Tradizionalmente celebrata il 29 giugno, santi Pietro e Paolo, la Giornata per la Carità del Papa, eredità del tradizionale Obolo di San Pietro, nel 2026 è stata spostata oggi, domenica precedente, tranne che nella Diocesi di Roma, in cui il 29 è comunque un giorno festivo, cadendovi la festa dei santi patroni.
La Chiesa in Italia partecipa a questo appuntamento destinando le offerte raccolte durante le Celebrazioni Eucaristiche al Santo Padre, per il suo intervento verso le persone e le comunità più bisognose. «Un’occasione propizia», la definisce Giuseppe Baturi, Arcivescovo di Cagliari e Segretario Generale della CEI, nella lettera alle Diocesi, «perché, attraverso il nostro piccolo contributo, la carezza del Padre possa giungere a chi soffre».
«Siamo convinti che la fede, per essere autentica, debba infatti tradursi in un amore che non si accontenta, che non si chiude nel perimetro dei nostri bisogni, ma che ‘sovrabbonda’, arrivando a toccare le ferite del mondo intero», scrive Mons. Baturi in una lettera inviata a tutte le parrocchie italiane.
«Come Chiese in Italia e in comunione con le altre Chiese», conclude il Segretario Generale, «rinnoviamo il nostro impegno a partecipare attivamente a questo grande disegno di amore, consapevoli che ogni nostro gesto concreto si trasforma in aiuti essenziali per tante opere caritative, in favore di persone e famiglie in difficoltà estrema, popolazioni devastate da guerre o colpite da calamità naturali, comunità che necessitano di un sostegno urgente in termini di assistenza sanitaria e di educazione».
La giornata rimanda alla tradizione dell’Obolo di san Pietro, nato in riferimento alla vita pubblica di Gesù, dedicata all’annuncio della Buona Novella, che accettava aiuti materiali per sostentarsi con gli apostoli e aiutare i bisognosi. Non solo, nei viaggi apostolici di San Paolo il tema del dono e della condivisione ha rappresentato, fin dall’inizio, uno dei temi della sua predicazione, sollecitando la colletta a favore della Chiesa Madre di Gerusalemme
Questa partecipazione concreta ai bisogni della comunità ha preso forme diverse nel corso della storia, facendo emergere la consapevolezza che tutti i battezzati sono chiamati a sostenere, a seconda delle loro possibilità, l’opera di evangelizzazione e al tempo stesso a soccorrere i più bisognosi ovunque nel mondo.
«L’Obolo, come donazione al Successore di Pietro», si legge nelle fonti vaticane sulla storia di questa tradizione, «risale al VII secolo, con la conversione degli Anglosassoni, i quali, essendo stati evangelizzati dai missionari inviati da Roma, avevano un vincolo di devozione forte verso il Papa e cominciarono a recarsi in pellegrinaggio a Roma.
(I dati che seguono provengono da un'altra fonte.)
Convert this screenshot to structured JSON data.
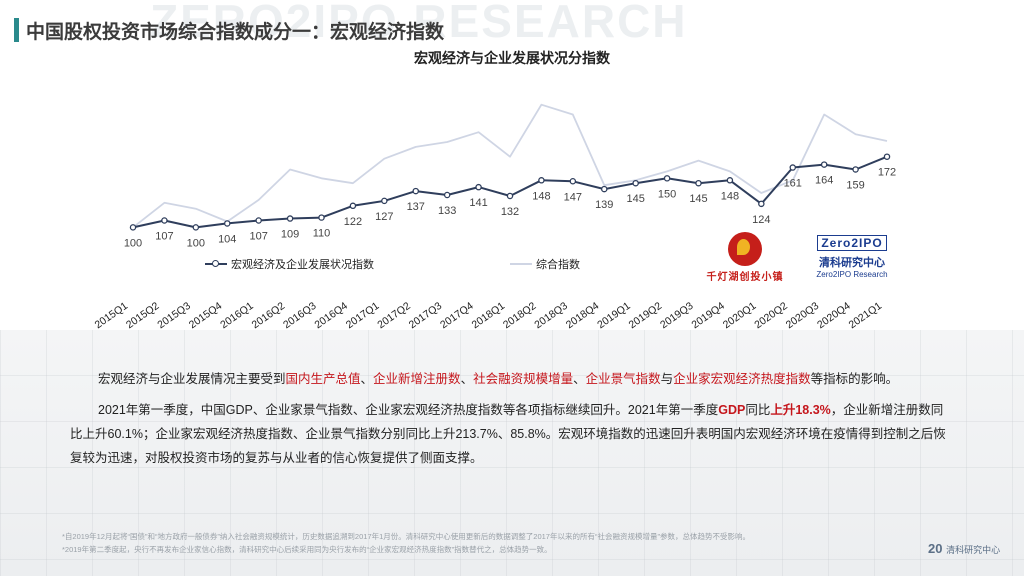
{
  "watermark": "ZERO2IPO RESEARCH",
  "page_title": "中国股权投资市场综合指数成分一：宏观经济指数",
  "chart_data": {
    "type": "line",
    "title": "宏观经济与企业发展状况分指数",
    "categories": [
      "2015Q1",
      "2015Q2",
      "2015Q3",
      "2015Q4",
      "2016Q1",
      "2016Q2",
      "2016Q3",
      "2016Q4",
      "2017Q1",
      "2017Q2",
      "2017Q3",
      "2017Q4",
      "2018Q1",
      "2018Q2",
      "2018Q3",
      "2018Q4",
      "2019Q1",
      "2019Q2",
      "2019Q3",
      "2019Q4",
      "2020Q1",
      "2020Q2",
      "2020Q3",
      "2020Q4",
      "2021Q1"
    ],
    "series": [
      {
        "name": "宏观经济及企业发展状况指数",
        "color": "#2f3e5c",
        "labeled": true,
        "values": [
          100,
          107,
          100,
          104,
          107,
          109,
          110,
          122,
          127,
          137,
          133,
          141,
          132,
          148,
          147,
          139,
          145,
          150,
          145,
          148,
          124,
          161,
          164,
          159,
          172
        ]
      },
      {
        "name": "综合指数",
        "color": "#cfd5e4",
        "labeled": false,
        "values": [
          100,
          125,
          119,
          106,
          128,
          159,
          150,
          145,
          170,
          182,
          187,
          197,
          172,
          225,
          215,
          143,
          148,
          157,
          168,
          157,
          135,
          148,
          215,
          195,
          188
        ]
      }
    ],
    "ylim": [
      80,
      240
    ],
    "legend": "bottom-left"
  },
  "logos": {
    "logo1_name": "千灯湖创投小镇",
    "logo2_top": "Zero2IPO",
    "logo2_cn": "清科研究中心",
    "logo2_en": "Zero2IPO Research"
  },
  "text": {
    "p1_a": "宏观经济与企业发展情况主要受到",
    "p1_h1": "国内生产总值",
    "p1_s1": "、",
    "p1_h2": "企业新增注册数",
    "p1_s2": "、",
    "p1_h3": "社会融资规模增量",
    "p1_s3": "、",
    "p1_h4": "企业景气指数",
    "p1_s4": "与",
    "p1_h5": "企业家宏观经济热度指数",
    "p1_b": "等指标的影响。",
    "p2_a": "2021年第一季度，中国GDP、企业家景气指数、企业家宏观经济热度指数等各项指标继续回升。2021年第一季度",
    "p2_h1": "GDP",
    "p2_b": "同比",
    "p2_h2": "上升18.3%",
    "p2_c": "，企业新增注册数同比上升60.1%；企业家宏观经济热度指数、企业景气指数分别同比上升213.7%、85.8%。宏观环境指数的迅速回升表明国内宏观经济环境在疫情得到控制之后恢复较为迅速，对股权投资市场的复苏与从业者的信心恢复提供了侧面支撑。"
  },
  "footnote": {
    "line1": "*自2019年12月起将“国债”和“地方政府一般债券”纳入社会融资规模统计，历史数据追溯到2017年1月份。清科研究中心使用更新后的数据调整了2017年以来的所有“社会融资规模增量”参数，总体趋势不受影响。",
    "line2": "*2019年第二季度起，央行不再发布企业家信心指数，清科研究中心后续采用同为央行发布的“企业家宏观经济热度指数”指数替代之，总体趋势一致。"
  },
  "footer": {
    "brand": "20",
    "name": "清科研究中心"
  }
}
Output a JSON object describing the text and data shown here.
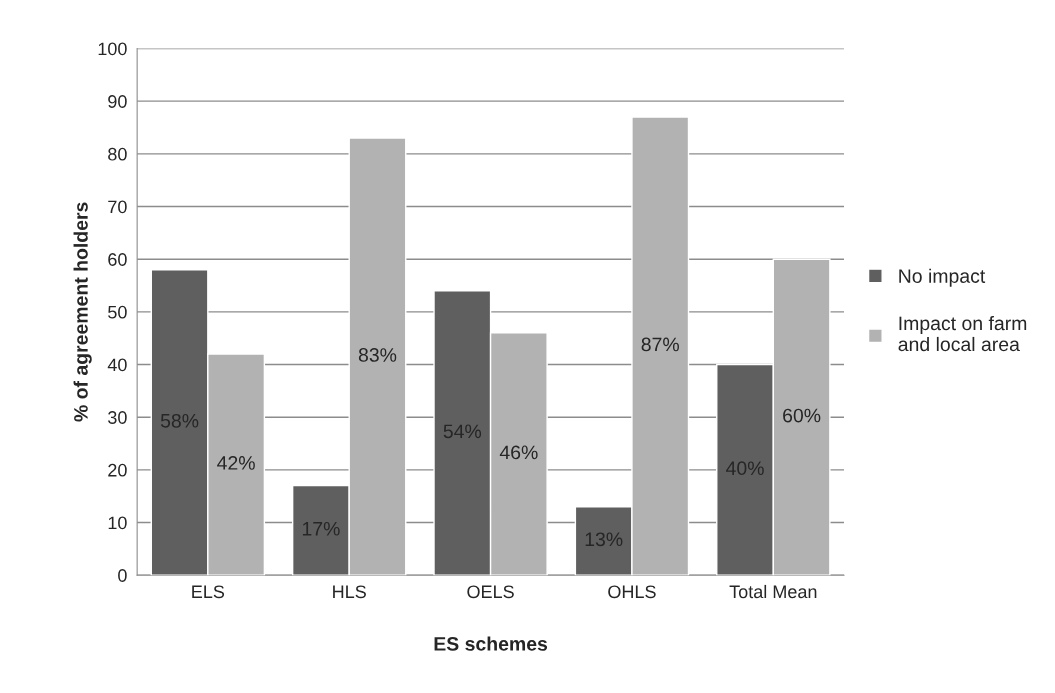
{
  "chart_data": {
    "type": "bar",
    "xlabel": "ES schemes",
    "ylabel": "% of agreement holders",
    "categories": [
      "ELS",
      "HLS",
      "OELS",
      "OHLS",
      "Total Mean"
    ],
    "series": [
      {
        "name": "No impact",
        "color": "#5f5f5f",
        "values": [
          58,
          17,
          54,
          13,
          40
        ],
        "value_labels": [
          "58%",
          "17%",
          "54%",
          "13%",
          "40%"
        ]
      },
      {
        "name": "Impact on farm and local area",
        "color": "#b2b2b2",
        "values": [
          42,
          83,
          46,
          87,
          60
        ],
        "value_labels": [
          "42%",
          "83%",
          "46%",
          "87%",
          "60%"
        ]
      }
    ],
    "ylim": [
      0,
      100
    ],
    "yticks": [
      0,
      10,
      20,
      30,
      40,
      50,
      60,
      70,
      80,
      90,
      100
    ],
    "grid": "y",
    "legend": "right"
  }
}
Qui sorse la Schola Saxonum, una sorta di casa del pellegrino per l’assistenza spirituale e materiale ai pellegrini. Per poterla mantenere, i sovrani sassoni istituirono una colletta che, in base alle prime leggi dell’XI secolo, veniva raccolta per nucleo familiare, nei giorni della ricorrenza della solennità dei Santi di Pietro e Paolo, e poi consegnata al Papa, il quale la ripartiva in parti uguali tra la Santa Sede e la Schola. Nei secoli successivi con l’adesione al cristianesimo di altri popoli europei divenne sempre più un contributo di devozione, un’espressione dell’unità e corresponsabilità nella Chiesa».
La situazione cambiò con la fine dello Stato pontificio (1870) quando: «In molti paesi si modificò il legame tra i popoli cristiani e la Santa Sede. Questo fece acquisire anche all’Obolo di San Pietro un significato del tutto nuovo, che si tramanda sino ai nostri giorni.
In Europa e Oltreoceano, sorse un movimento spontaneo di cattolici per offrire spontaneamente aiuto materiale al Papa, che iniziò a destinare parte dell’Obolo anche alla cura dei più sofferenti (per esempio il terremoto in Croazia nel 1881)».